Kepala BBPKH Cinagara, Inneke Kusumawaty mengatakan capaian tersebut sejalan dengan peran BBPKH Cinagara sebagai Unit Pelaksana Teknis (UPT) dari Kementerian Pertanian RI (Kementan) khususnya Badan Penyuluhan dan Pengembangan SDM Pertanian (BPPSDMP) bagi penguatan SDM pertanian yang kompeten, profesional, dan berdaya saing melalui pendekatan pelatihan berbasis praktik dan kewirausahaan.

Menteri Pertanian RI (Mentan) Andi Amran Sulaiman menegaskan bahwa jaminan mutu dan keamanan produk asal hewan merupakan fondasi penting membangun kepercayaan masyarakat sekaligus meningkatkan daya saing sektor peternakan nasional.
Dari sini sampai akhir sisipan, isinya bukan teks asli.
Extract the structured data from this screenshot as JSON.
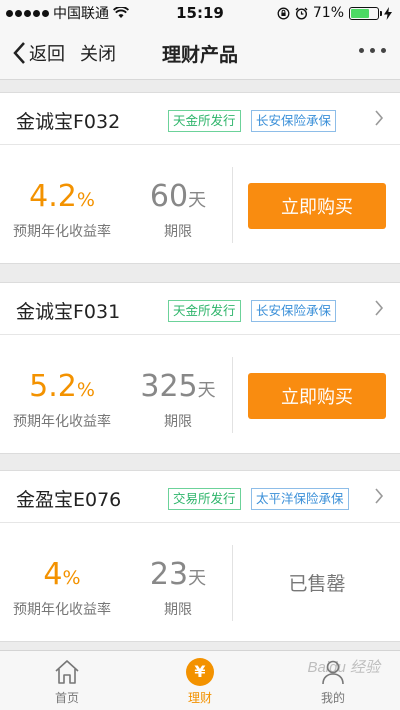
{
  "status_bar": {
    "carrier": "中国联通",
    "time": "15:19",
    "battery_percent": "71%",
    "battery_level": 0.71,
    "battery_color": "#4cd964"
  },
  "nav": {
    "back_label": "返回",
    "close_label": "关闭",
    "title": "理财产品",
    "more_icon": "more-dots-icon"
  },
  "accent_color": "#f39200",
  "button_color": "#f98c10",
  "products": [
    {
      "name": "金诚宝F032",
      "tag1": "天金所发行",
      "tag2": "长安保险承保",
      "rate_value": "4.2",
      "rate_unit": "%",
      "rate_label": "预期年化收益率",
      "term_value": "60",
      "term_unit": "天",
      "term_label": "期限",
      "action": "立即购买"
    },
    {
      "name": "金诚宝F031",
      "tag1": "天金所发行",
      "tag2": "长安保险承保",
      "rate_value": "5.2",
      "rate_unit": "%",
      "rate_label": "预期年化收益率",
      "term_value": "325",
      "term_unit": "天",
      "term_label": "期限",
      "action": "立即购买"
    },
    {
      "name": "金盈宝E076",
      "tag1": "交易所发行",
      "tag2": "太平洋保险承保",
      "rate_value": "4",
      "rate_unit": "%",
      "rate_label": "预期年化收益率",
      "term_value": "23",
      "term_unit": "天",
      "term_label": "期限",
      "status": "已售罄"
    }
  ],
  "tab_bar": {
    "tabs": [
      {
        "label": "首页",
        "icon": "home-icon"
      },
      {
        "label": "理财",
        "icon": "yen-icon",
        "active": true
      },
      {
        "label": "我的",
        "icon": "user-icon"
      }
    ],
    "yen_glyph": "¥"
  },
  "watermark": "Baidu 经验"
}
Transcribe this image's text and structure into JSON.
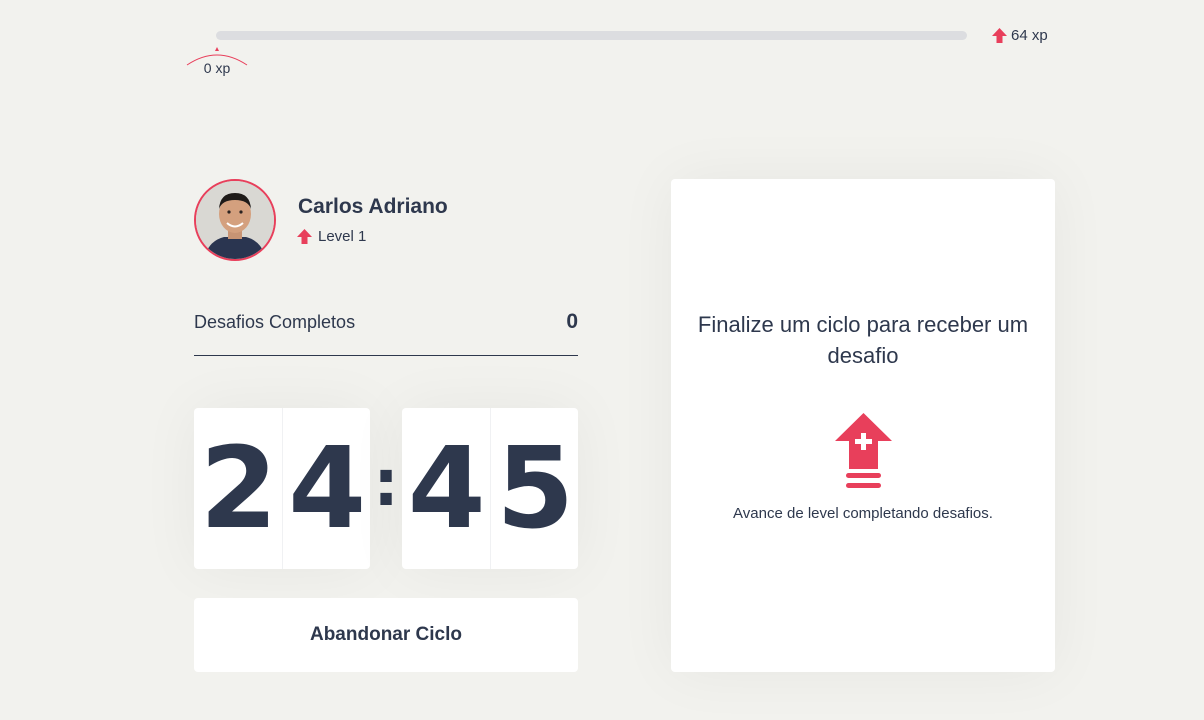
{
  "experience": {
    "current": "0 xp",
    "max": "64 xp",
    "progress_fraction": 0
  },
  "profile": {
    "name": "Carlos Adriano",
    "level": "Level 1"
  },
  "completed_challenges": {
    "label": "Desafios Completos",
    "count": "0"
  },
  "countdown": {
    "minutes": [
      "2",
      "4"
    ],
    "separator": ":",
    "seconds": [
      "4",
      "5"
    ]
  },
  "abandon_button": {
    "label": "Abandonar Ciclo"
  },
  "challenge_box": {
    "title": "Finalize um ciclo para receber um desafio",
    "description": "Avance de level completando desafios."
  },
  "colors": {
    "accent_red": "#e83f5b",
    "text_dark": "#2e384d",
    "background": "#f2f2ee"
  }
}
“Standar mutu seperti NKV harus menjadi perhatian utama. Produk yang aman, sehat, utuh dan halal adalah kunci untuk memperkuat daya saing, baik di pasar domestik maupun global,” tegasnya.

Sejalan dengan itu, Kepala BPPSDMP Kementan, Idha Widi Arsanti menyampaikan bahwa penguatan inkubator agribisnis berbasis Teaching Factory (TeFa) menjadi strategi penting mencetak SDM yang terampil juga memahami standar mutu industri.
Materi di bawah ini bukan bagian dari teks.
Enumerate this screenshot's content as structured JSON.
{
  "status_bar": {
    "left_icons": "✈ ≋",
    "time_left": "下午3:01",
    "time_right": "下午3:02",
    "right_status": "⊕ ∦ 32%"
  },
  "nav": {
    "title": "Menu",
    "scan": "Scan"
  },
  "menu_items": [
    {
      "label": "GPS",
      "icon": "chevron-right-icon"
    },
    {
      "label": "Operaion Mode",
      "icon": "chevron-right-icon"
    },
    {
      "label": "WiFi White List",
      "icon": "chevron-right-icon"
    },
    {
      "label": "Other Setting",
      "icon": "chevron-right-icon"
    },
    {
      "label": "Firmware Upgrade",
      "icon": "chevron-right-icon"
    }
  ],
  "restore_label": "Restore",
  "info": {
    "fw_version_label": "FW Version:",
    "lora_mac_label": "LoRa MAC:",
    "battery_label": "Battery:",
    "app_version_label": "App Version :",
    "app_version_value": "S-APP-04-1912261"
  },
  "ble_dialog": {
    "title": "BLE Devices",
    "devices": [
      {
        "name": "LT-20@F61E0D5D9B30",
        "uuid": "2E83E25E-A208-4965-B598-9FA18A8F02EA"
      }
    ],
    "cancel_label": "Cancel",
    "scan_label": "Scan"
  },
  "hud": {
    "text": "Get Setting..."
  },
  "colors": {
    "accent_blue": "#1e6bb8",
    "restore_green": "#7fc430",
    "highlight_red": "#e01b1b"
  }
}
“Melalui inkubator agribisnis, proses pembelajaran tidak hanya teori, tetapi praktik nyata yang mengacu pada standar industri. Sertifikasi seperti NKV menjadi bukti bahwa lulusan pelatihan kita siap bersaing dan mampu memenuhi tuntutan kualitas di lapangan,” ujarnya.

BBPKH Cinagara

Kepala BBPKH Cinagara, Inneke Kusumawaty mengatakan pengelolaan Inkubator Agribisnis (PIA) BBPKH Cinagara merupakan bagian integral dari fungsi pelatihan.

"Dirancang sebagai sarana pembelajaran kewirausahaan, klinik konsultasi agribisnis, wadah pembinaan dan pendampingan bagi peserta pelatihan, tenant, dan masyarakat mengembangkan usaha agribisnis yang mandiri dan berkelanjutan," katanya.

Melalui pendekatan tersebut, ungkap Inneke Kusumawaty, proses pembelajaran diperkuat praktik langsung berbasis unit usaha nyata (TeFa) sehingga mampu menghasilkan lulusan yang siap terjun ke dunia usaha dan industri.

"Tiga unit usaha yang memperoleh sertifikat NKV adalah Unit Budidaya Ternak Perah, Unit Pengolahan Susu dan Unit Rumah Potong Hewan Unggas (RPHU)," katanya.

Sertifikat ini menjadi bukti bahwa unit usaha telah memenuhi persyaratan higienis, sanitasi dan standar Kesehatan Masyarakat Veteriner (Kesmavet) sesuai ketentuan yang berlaku.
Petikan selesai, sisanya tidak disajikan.